April 14, 2026
Jeremiah Grossman

“The traditional licensing model of cybersecurity inevitably drives a point where the cost of security exceeds the cost of breach.”
I was speaking with the head of vulnerability management at a large enterprise. I asked him a simple question: why aren’t you scanning your entire perimeter every day?
His first answer wasn’t surprising, and I’ve heard it for well over a decade. He said “the business” didn’t want to know about even more vulnerabilities they couldn’t fix, at least not anytime soon, if ever, which, in practice, is often a polite way of saying, “Please stop bringing us more expensive and unsolvable problems.”
The second answer caught my attention. He said their scanning vendor, a large and well-known market leader, simply couldn’t scale to the size of their environment. That was somewhat surprising, but not nearly as much as what came next.
He told me that the licensing cost of scanning everything daily would exceed their estimated losses in the event of a breach, especially when modeled over a three-year ROI horizon. Then he added, almost as a footnote: “And beyond that, we’re insured.”
Not said defensively. Just… matter-of-fact.
It took me a moment to process that. Not because it was complicated, but because it made too much sense. Especially in environments where asset counts exceed 6 figures and beyond.
Afterward, I started asking the same question to dozens of other organizations.

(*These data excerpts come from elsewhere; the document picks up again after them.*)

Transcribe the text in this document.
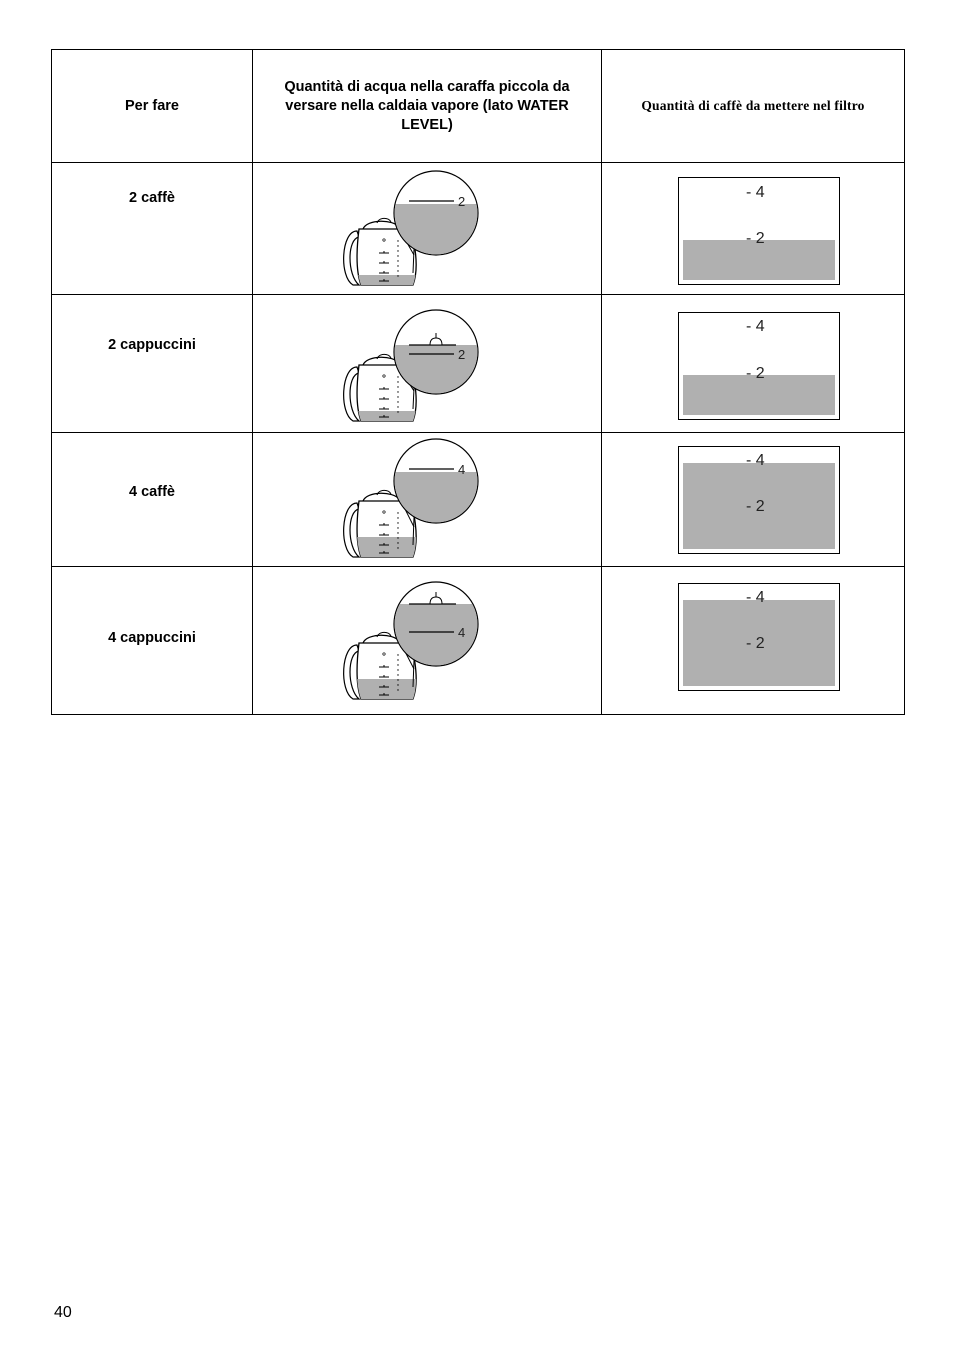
Per fare	Quantità di acqua nella caraffa piccola da versare nella caldaia vapore (lato WATER LEVEL)	Quantità di caffè da mettere nel filtro

2 caffè	2	- 4
- 2

2 cappuccini	2	- 4
- 2

4 caffè	4	- 4
- 2

4 cappuccini	4	- 4
- 2
40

Not all had reached that point, and some hadn’t even considered the cost of scanning vs the cost of financial loss until prompted. But many had, especially those with larger, more complex environments.
And that’s the pattern.
Attack surfaces have been growing steadily for years, and now, with AI making software faster and cheaper to build, that growth is accelerating. This exposes a structural problem we haven’t had to grapple with as an industry. The traditional licensing model of cybersecurity inevitably drives a point where the cost of security exceeds the cost of breach.

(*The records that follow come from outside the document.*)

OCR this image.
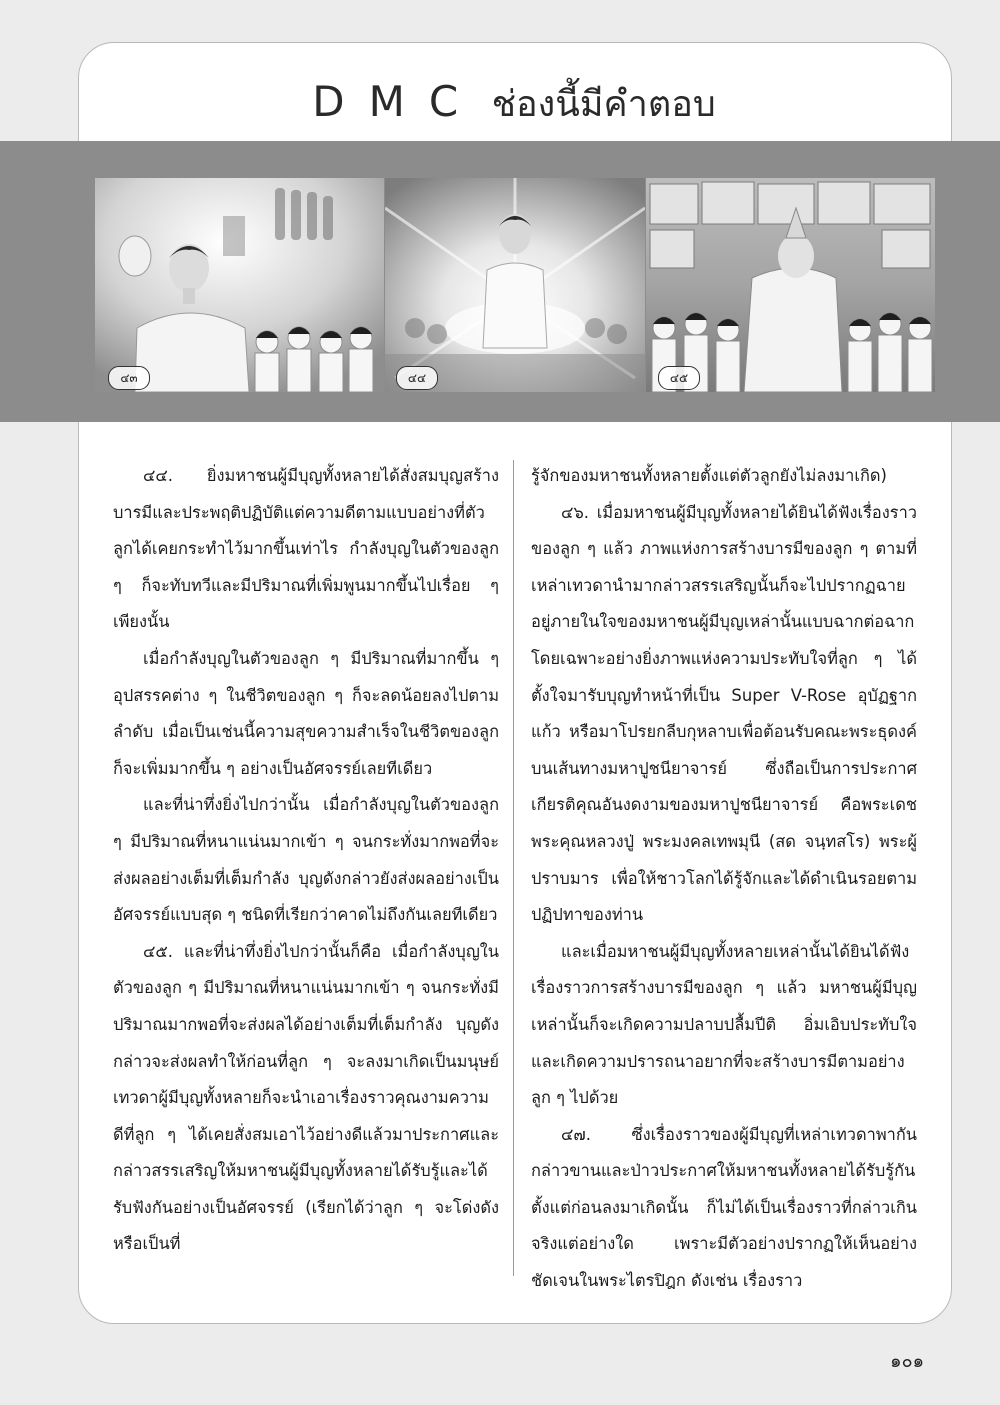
DMC ช่องนี้มีคำตอบ
๔๓	๔๔	๔๕

๔๔. ยิ่งมหาชนผู้มีบุญทั้งหลายได้สั่งสมบุญสร้างบารมีและประพฤติปฏิบัติแต่ความดีตามแบบอย่างที่ตัวลูกได้เคยกระทำไว้มากขึ้นเท่าไร กำลังบุญในตัวของลูก ๆ ก็จะทับทวีและมีปริมาณที่เพิ่มพูนมากขึ้นไปเรื่อย ๆ เพียงนั้น

เมื่อกำลังบุญในตัวของลูก ๆ มีปริมาณที่มากขึ้น ๆ อุปสรรคต่าง ๆ ในชีวิตของลูก ๆ ก็จะลดน้อยลงไปตามลำดับ เมื่อเป็นเช่นนี้ความสุขความสำเร็จในชีวิตของลูกก็จะเพิ่มมากขึ้น ๆ อย่างเป็นอัศจรรย์เลยทีเดียว

และที่น่าทึ่งยิ่งไปกว่านั้น เมื่อกำลังบุญในตัวของลูก ๆ มีปริมาณที่หนาแน่นมากเข้า ๆ จนกระทั่งมากพอที่จะส่งผลอย่างเต็มที่เต็มกำลัง บุญดังกล่าวยังส่งผลอย่างเป็นอัศจรรย์แบบสุด ๆ ชนิดที่เรียกว่าคาดไม่ถึงกันเลยทีเดียว

๔๕. และที่น่าทึ่งยิ่งไปกว่านั้นก็คือ เมื่อกำลังบุญในตัวของลูก ๆ มีปริมาณที่หนาแน่นมากเข้า ๆ จนกระทั่งมีปริมาณมากพอที่จะส่งผลได้อย่างเต็มที่เต็มกำลัง บุญดังกล่าวจะส่งผลทำให้ก่อนที่ลูก ๆ จะลงมาเกิดเป็นมนุษย์ เทวดาผู้มีบุญทั้งหลายก็จะนำเอาเรื่องราวคุณงามความดีที่ลูก ๆ ได้เคยสั่งสมเอาไว้อย่างดีแล้วมาประกาศและกล่าวสรรเสริญให้มหาชนผู้มีบุญทั้งหลายได้รับรู้และได้รับฟังกันอย่างเป็นอัศจรรย์ (เรียกได้ว่าลูก ๆ จะโด่งดังหรือเป็นที่

รู้จักของมหาชนทั้งหลายตั้งแต่ตัวลูกยังไม่ลงมาเกิด)

๔๖. เมื่อมหาชนผู้มีบุญทั้งหลายได้ยินได้ฟังเรื่องราวของลูก ๆ แล้ว ภาพแห่งการสร้างบารมีของลูก ๆ ตามที่เหล่าเทวดานำมากล่าวสรรเสริญนั้นก็จะไปปรากฏฉายอยู่ภายในใจของมหาชนผู้มีบุญเหล่านั้นแบบฉากต่อฉาก โดยเฉพาะอย่างยิ่งภาพแห่งความประทับใจที่ลูก ๆ ได้ตั้งใจมารับบุญทำหน้าที่เป็น Super V-Rose อุบัฏฐากแก้ว หรือมาโปรยกลีบกุหลาบเพื่อต้อนรับคณะพระธุดงค์บนเส้นทางมหาปูชนียาจารย์ ซึ่งถือเป็นการประกาศเกียรติคุณอันงดงามของมหาปูชนียาจารย์ คือพระเดชพระคุณหลวงปู่ พระมงคลเทพมุนี (สด จนฺทสโร) พระผู้ปราบมาร เพื่อให้ชาวโลกได้รู้จักและได้ดำเนินรอยตามปฏิปทาของท่าน

และเมื่อมหาชนผู้มีบุญทั้งหลายเหล่านั้นได้ยินได้ฟังเรื่องราวการสร้างบารมีของลูก ๆ แล้ว มหาชนผู้มีบุญเหล่านั้นก็จะเกิดความปลาบปลื้มปีติ อิ่มเอิบประทับใจ และเกิดความปรารถนาอยากที่จะสร้างบารมีตามอย่างลูก ๆ ไปด้วย

๔๗. ซึ่งเรื่องราวของผู้มีบุญที่เหล่าเทวดาพากันกล่าวขานและป่าวประกาศให้มหาชนทั้งหลายได้รับรู้กันตั้งแต่ก่อนลงมาเกิดนั้น ก็ไม่ได้เป็นเรื่องราวที่กล่าวเกินจริงแต่อย่างใด เพราะมีตัวอย่างปรากฏให้เห็นอย่างชัดเจนในพระไตรปิฎก ดังเช่น เรื่องราว

๑๐๑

Let that sink in for a moment, because it’s monumental.
Most people assume the size of an organization’s attack surface correlates with the financial loss from a breach but there is currently no study or indication that it does. Actuarial claims data is more largely driven by attack type, market segments, and revenue size. Attack surface size may relate to the likelihood of a breach, or simply reflect the size of the organization, but it’s the business itself, its revenue, and industry that correlates with financial impact.

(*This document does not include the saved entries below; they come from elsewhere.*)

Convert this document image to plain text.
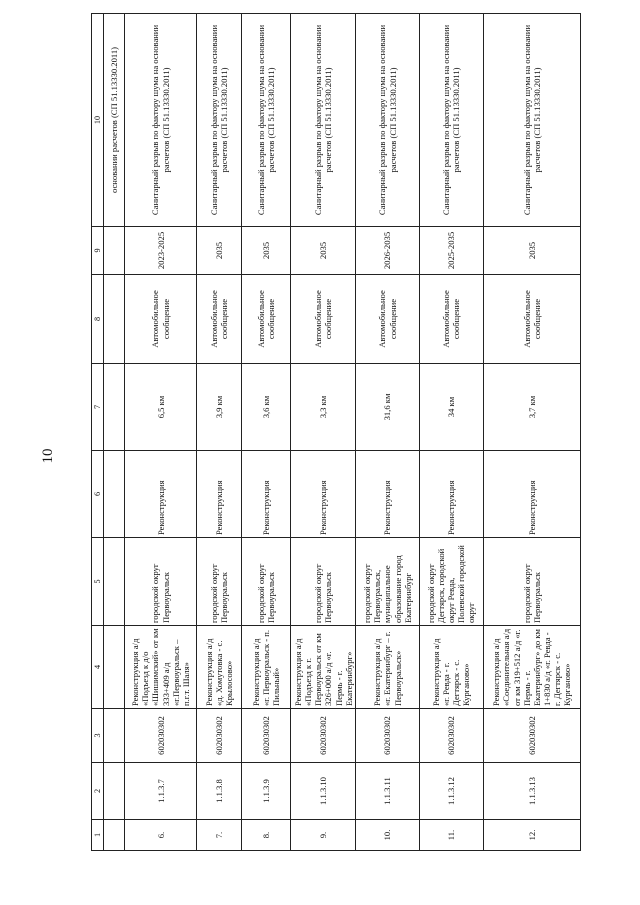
10
1	2	3	4	5	6	7	8	9	10
									основании расчетов (СП 51.13330.2011)
6.	1.1.3.7	602030302	Реконструкция а/д «Подъезд к д/о «Шишимский» от км 333+409 а/д «г.Первоуральск – п.г.т. Шаля»	городской округ Первоуральск	Реконструкция	6,5 км	Автомобильное сообщение	2023-2025	Санитарный разрыв по фактору шума на основании расчетов (СП 51.13330.2011)
7.	1.1.3.8	602030302	Реконструкция а/д «д. Хомутовка - с. Крылосово»	городской округ Первоуральск	Реконструкция	3,9 км	Автомобильное сообщение	2035	Санитарный разрыв по фактору шума на основании расчетов (СП 51.13330.2011)
8.	1.1.3.9	602030302	Реконструкция а/д «г. Первоуральск - п. Пильный»	городской округ Первоуральск	Реконструкция	3,6 км	Автомобильное сообщение	2035	Санитарный разрыв по фактору шума на основании расчетов (СП 51.13330.2011)
9.	1.1.3.10	602030302	Реконструкция а/д «Подъезд к г. Первоуральск от км 326+000 а/д «г. Пермь - г. Екатеринбург»	городской округ Первоуральск	Реконструкция	3,3 км	Автомобильное сообщение	2035	Санитарный разрыв по фактору шума на основании расчетов (СП 51.13330.2011)
10.	1.1.3.11	602030302	Реконструкция а/д «г. Екатеринбург – г. Первоуральск»	городской округ Первоуральск, муниципальное образование город Екатеринбург	Реконструкция	31,6 км	Автомобильное сообщение	2026-2035	Санитарный разрыв по фактору шума на основании расчетов (СП 51.13330.2011)
11.	1.1.3.12	602030302	Реконструкция а/д «г. Ревда - г. Дегтярск - с. Курганово»	городской округ Дегтярск, городской округ Ревда, Полевской городской округ	Реконструкция	34 км	Автомобильное сообщение	2025-2035	Санитарный разрыв по фактору шума на основании расчетов (СП 51.13330.2011)
12.	1.1.3.13	602030302	Реконструкция а/д «Соединительная а/д от км 319+512 а/д «г. Пермь - г. Екатеринбург» до км 1+830 а/д «г. Ревда - г. Дегтярск - с. Курганово»	городской округ Первоуральск	Реконструкция	3,7 км	Автомобильное сообщение	2035	Санитарный разрыв по фактору шума на основании расчетов (СП 51.13330.2011)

Financial losses tend to reflect business disruption, operational impact, and data sensitivity, not the number of assets in an environment. Larger environments do not consistently produce proportionally larger losses.
At the same time, security products and services are licensed in the opposite way. More assets, more users, more data, more infrastructure, more cost. It’s clean, intuitive, and for a long time worked well enough. But the world those licensing models were built for has changed.
Environments have expanded from a handful of systems to vast, dynamic, internet-connected ecosystems: cloud, SaaS, APIs, mobile, third-party integrations, and ephemeral compute. What used to be hundreds of assets became thousands, then tens of thousands, and now effectively unbounded.
And this attack surface expansion is accelerating.
AI is making it faster and cheaper than ever to build software, deploy infrastructure, and bring new systems online which is great unless you’re the one responsible for securing it. The cost of creation is collapsing, while the speed of deployment is increasing. The attack surface is growing with it.
Under the current model, that growth translates directly into higher security costs. More environment, more cost, but the same underlying problem. If the environment continues to grow without bound, and security cost continues to scale with it, while downside remains relatively bounded, those two curves will eventually converge.
And when they do, everything changes. It changes how we measure value, how we prioritize, and how we price security, because financial losses from breaches do not scale the way licensing costs do.
That is where meaningful innovation begins. It comes not from measuring everything equally, but from focusing on what actually changes outcomes. It comes not from scaling effort linearly with environment size, but from allocating it intelligently. And it comes not from asking how much we can cover, but what meaningfully reduces risk.
This may sound like a subtle distinction, but it’s not. It is the difference between scaling security and scaling cost. This shift places unit economics at the center, focusing not just on total spend, but on what each additional unit of effort actually produces. If the marginal cost of securing one more asset exceeds the marginal impact on outcomes, the system needs to change, and in many environments, it already has.
You can’t afford to secure everything, even if your spreadsheet says you should. So you have to get very good at deciding what matters. That means prioritizing:
For organizations, this means rethinking how value is measured. Moving beyond coverage and volume toward what actually changes outcomes. For vendors, it means aligning architecture and pricing with results, not just scale.
This is where the industry is heading. It is not moving away from growth, but learning to operate alongside it, and not constrained by scale, but becoming more intelligent in how it navigates it. The future of cybersecurity will not be defined by how much we can cover; it will be defined by how well we decide what matters.